Pengamat teknologi dan inovasi Jeff deGraff, di dalam artikelnya yang dimuat di laman Huffington Post, menyimpulkan apa yang bisa dipelajari oleh masing-masing terhadap satu sama lain di antara dua generasi tersebut. Generasi digital natives mengajarkan kepada digital immigrants bagaimana cara berkolaborasi tanpa batas dengan beragam manusia; bagaimana menciptakan di mana saja nilai-nilai di dalam kehidupan, dan bagaimana memciptakan solusi yang bersifat horisontal. Di sisi lain digital natives bisa belajar dari digital immigrants tentang; bagaimana mencapai sasaran dengan cepat; bagaimana untuk fokus teehadap sumberdaya untuk membangun sesuatu berskala besar; dan bagaimana merevitalisasi dan memberadayakan kembali institusi-institusi yang ada[vi].
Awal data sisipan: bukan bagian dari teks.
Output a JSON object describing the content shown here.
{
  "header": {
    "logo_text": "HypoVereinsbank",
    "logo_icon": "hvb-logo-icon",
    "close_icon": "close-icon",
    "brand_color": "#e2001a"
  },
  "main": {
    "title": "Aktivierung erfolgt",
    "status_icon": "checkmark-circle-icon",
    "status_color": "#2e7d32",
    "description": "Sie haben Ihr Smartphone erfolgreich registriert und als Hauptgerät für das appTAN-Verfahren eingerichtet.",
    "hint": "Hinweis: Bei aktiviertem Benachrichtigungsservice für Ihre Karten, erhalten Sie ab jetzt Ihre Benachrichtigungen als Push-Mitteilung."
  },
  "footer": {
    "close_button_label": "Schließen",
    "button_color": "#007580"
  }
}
Bagaimanapun, apa yang saat ini berkembang pesat dan menjadi bagian sehari-hari generasi digital natives adalah hasil temuan dari generasi digital immigrants. Kolaborasi adalah kata kunci baru menggantikan kompetisi. Sulit akan membayangkan susasana penuh kompetisi di dalam membangun jaringan-jaringan sosial yang menguntungkan satu sama lain. Bukan tidak mungkin, seperti disinggung deGraff di artikel tersebut bahwa ke depan, generasi setelah natives akan berkarakter seperti karakter immigrants. Bukankan jaman melaju dengan cara berputar?
Monetisasi
Monetisasi berasal dari kata di dalam bahasa Inggris 'monetize' yang secara sederhana berarti mengkonversikan aset menjadi uang[vii]. Industri media tradisional memonetisasi asset mereka berupa banyaknya jumlah pengguna (pemirsa, pendengar, pembaca) sebagai nilai rating yang menentukan nilai monetisasinya (rate card). Perkembangan media baru membuka peluang monetisasi jumlah pengguna ini bisa dilakukan oleh siapa saja di dalam jaringan. Besarnya jumlah aktor di dalam jaringan tersebut akan menentukan besarnya jumlah aset yang bisa dimonetisasi.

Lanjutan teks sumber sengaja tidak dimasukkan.